In 2002, following the September 11th attacks, Iraq attempted to hand Yasin over to the US government and began negotiating extradition protocols with the Americans via Egypt. However, negotiations hit a snag when U.S. intelligence refused to provide Iraq with a receipt citing unfair demands, an official statement acknowledging Yasin had been handed over.

On May 23, 2002, the Iraqis gave Lesley Stahl of CBS News access to an Iraqi prison to interview Yasin for a segment on 60 Minutes where Yasin appeared in prison pajamas and handcuffs. The Iraqis stated they had held Yasin prisoner on the outskirts of Baghdad since 1994. Yasin has not been seen or heard from since the 2002 prison interview.

After the 2003 invasion of Iraq, large numbers of Iraqi government documents were retrieved by U.S. intelligence. An anonymous U.S. intelligence official claimed to USA Today that "some of the analysts concluded that the documents show that Saddam's government provided monthly payments and a home for Yasin." However, intelligence and law enforcement officials disagreed on its conclusiveness.

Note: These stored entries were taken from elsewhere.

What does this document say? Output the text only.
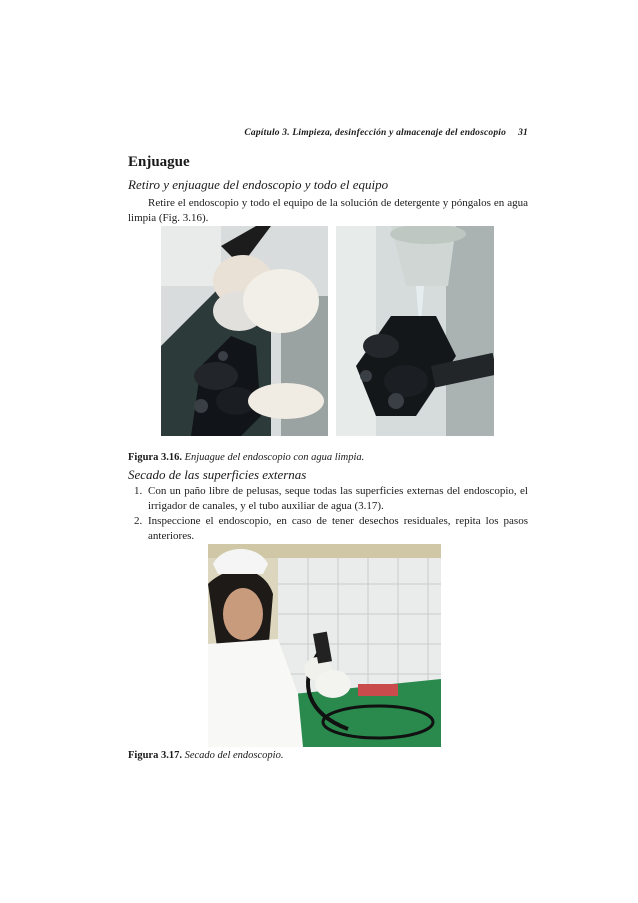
Capítulo 3. Limpieza, desinfección y almacenaje del endoscopio 31
Enjuague
Retiro y enjuague del endoscopio y todo el equipo
Retire el endoscopio y todo el equipo de la solución de detergente y póngalos en agua limpia (Fig. 3.16).
Figura 3.16. Enjuague del endoscopio con agua limpia.
Secado de las superficies externas
1. Con un paño libre de pelusas, seque todas las superficies externas del endoscopio, el irrigador de canales, y el tubo auxiliar de agua (3.17).
2. Inspeccione el endoscopio, en caso de tener desechos residuales, repita los pasos anteriores.
Figura 3.17. Secado del endoscopio.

==Al-Qaeda sanctions listing==

Although a direct al-Qaeda role in the 1993 WTC attack was never established, Abdul Rahman Yasin was listed on 17 October 2001 as being associated with the organization known as al-Qaeda, the individual named Osama bin Laden and the organization known as the Taliban, for his participation:
"in the financing, planning, facilitating, preparing or perpetrating of acts or activities by, in conjunction with, under the name of, on behalf, or in support of", "supplying, selling or transferring arms and related materiel to" or "otherwise supporting acts or activities of" al-Qaeda (QDe.004), Osama bin Laden, and the Taliban.